THE agriculture sector received a huge allocation of RM5.8bil under Budget 2013 given its high priority status to boost national income and also, for food security.
In addition, RM30mil will be allocated for agricultural development including high-technology applications in fruit and vegetable production, increasing the supply of high-quality seedlings, price stabilisation through direct selling from farms, establishment of fish markets as well as improving agricultural training institutions.
The Government will also allocate RM75mil to boost the output of food and health products.
For the plantation sub-sector, the Government will allocate RM432mil under the National Key Economic Areas (NKEA) for oil palm replanting, increasing the annual oil palm yield to 26.2 tonnes per ha in 2020 from 21 tonnes currently.
Industry players contacted said the move to encourage oil palm replanting was good especially to address the current high palm oil stocks above two millon tonnes in the country.
This can also help to stabilise palm oil price which is trading at the RM2,500 per tonne range, down by about 18% so far this year, they added.
Malaysian Estate Owners Association president (MEOA) Boon Weng Siew said: “I believe this replanting allocation is meant for smallholders to help them manage the high cost of replanting and not for private plantations.”
Previously, a smallholder received about RM7,000 per ha for replanting purposes, he added.
Sabri says FGVH has been undertaking aggressive replanting.
Therefore, smallholders including Felda settlers would likely be major beneficiaries. Via replanting, smallholders yield is expected to increase hence increasing their income.
The Government has forecast the income of an oil palm smallholder to grow by 47%, from RM4,794 per ha in 2010 to RM7,047 by 2020.

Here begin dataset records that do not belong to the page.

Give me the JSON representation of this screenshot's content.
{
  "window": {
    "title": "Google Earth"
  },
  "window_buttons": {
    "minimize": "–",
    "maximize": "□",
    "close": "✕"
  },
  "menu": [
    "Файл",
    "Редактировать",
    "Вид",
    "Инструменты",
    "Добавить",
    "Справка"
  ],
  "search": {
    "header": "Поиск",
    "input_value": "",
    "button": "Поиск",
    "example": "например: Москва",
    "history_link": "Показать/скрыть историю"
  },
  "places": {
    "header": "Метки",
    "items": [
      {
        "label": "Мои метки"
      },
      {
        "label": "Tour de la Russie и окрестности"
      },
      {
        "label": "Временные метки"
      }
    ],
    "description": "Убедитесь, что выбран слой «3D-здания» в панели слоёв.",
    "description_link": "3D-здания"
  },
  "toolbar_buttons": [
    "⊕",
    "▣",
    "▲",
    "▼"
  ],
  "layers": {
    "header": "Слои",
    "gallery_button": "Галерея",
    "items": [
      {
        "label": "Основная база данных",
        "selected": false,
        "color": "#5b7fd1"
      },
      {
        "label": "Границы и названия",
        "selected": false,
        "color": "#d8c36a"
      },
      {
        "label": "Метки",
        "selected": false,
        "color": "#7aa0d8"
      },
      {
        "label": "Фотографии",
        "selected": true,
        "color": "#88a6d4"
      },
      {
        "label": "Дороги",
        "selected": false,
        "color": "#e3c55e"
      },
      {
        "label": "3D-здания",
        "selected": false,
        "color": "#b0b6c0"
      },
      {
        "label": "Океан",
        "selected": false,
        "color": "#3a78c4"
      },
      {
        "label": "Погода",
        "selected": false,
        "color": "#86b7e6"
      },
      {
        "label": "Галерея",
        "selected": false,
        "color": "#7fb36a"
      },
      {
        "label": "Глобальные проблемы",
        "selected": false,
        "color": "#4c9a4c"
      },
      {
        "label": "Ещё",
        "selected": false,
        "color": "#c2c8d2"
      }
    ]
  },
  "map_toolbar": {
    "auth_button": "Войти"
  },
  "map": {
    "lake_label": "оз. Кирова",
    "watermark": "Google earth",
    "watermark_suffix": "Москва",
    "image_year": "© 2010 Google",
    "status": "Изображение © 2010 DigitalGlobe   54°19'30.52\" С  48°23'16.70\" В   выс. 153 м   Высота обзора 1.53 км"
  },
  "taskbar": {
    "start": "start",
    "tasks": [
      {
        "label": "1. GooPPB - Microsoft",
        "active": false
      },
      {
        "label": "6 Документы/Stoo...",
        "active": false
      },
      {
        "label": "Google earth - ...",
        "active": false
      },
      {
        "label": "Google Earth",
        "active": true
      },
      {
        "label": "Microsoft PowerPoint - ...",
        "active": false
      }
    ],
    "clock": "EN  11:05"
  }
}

Felda Global Group president Datuk Sabri Ahmad told StarBiz recently that the group has been undertaking aggressive replanting to counter its high old age palm tree profile of above 18 years.
“We are replanting about 15,000ha per year and hopefully with the next three to five years, Felda Global Group palm tree profile will be restored,” he noted.
Similarly, plantation group United Malacca Bhd has also undertaken aggressive replanting over the past few years, said its chief executive officer Dr Leong Tat Thim.
He said the weighted average of the group’s palm tree above 25 years olds was only about 2%.
Leong concurred that the high replanting allocation by the Government under Budget 2013 would encourage smallholders which have been reluctant to undertake replanting due the the high CPO price over the past three to four years.
Leong says the allocation will encourage smallholders.
On the allocation of RM127mil for development of high value oleo derivatives to transform the downstream sector towards higher production of derivatives, Leong said: “This is a good move to encourage oil palm refiners to consider venturing into more high-end finished downstream products.”
On the RM1.5bil allocation to stabilise the cooking oil price in the country, Boon said: “This allocation actually will come from the cess and the windfall profit tax (WPT) collected from local plantation companies.”
For peninsula-based oil palm plantation players, a 15% WPT will be imposed when the CPO price threshold reach RM2,500 per tonne and above.
For Sabah and Sarawak oil palm planters, a 7.5% WPT will be imposed when the CPO price hit RM3,000 per tonne and above.
To ensure food security, four new padi granaries will be developed and expanded in Kota Belud, Batang Lupar, Rompin and Pekan.
Currently, 389,000ha of cultivated padi granaries are able to produce up to 1.8 million tonnes.
With an expenditure of RM140mil, the four new paddy granaries with acreage of 19,000ha and involving 12,237 farmers are expected to produce 104 tonnes.
The Government will continue to provide subsidies and incentives amounting to RM2.4bil to assist farmers.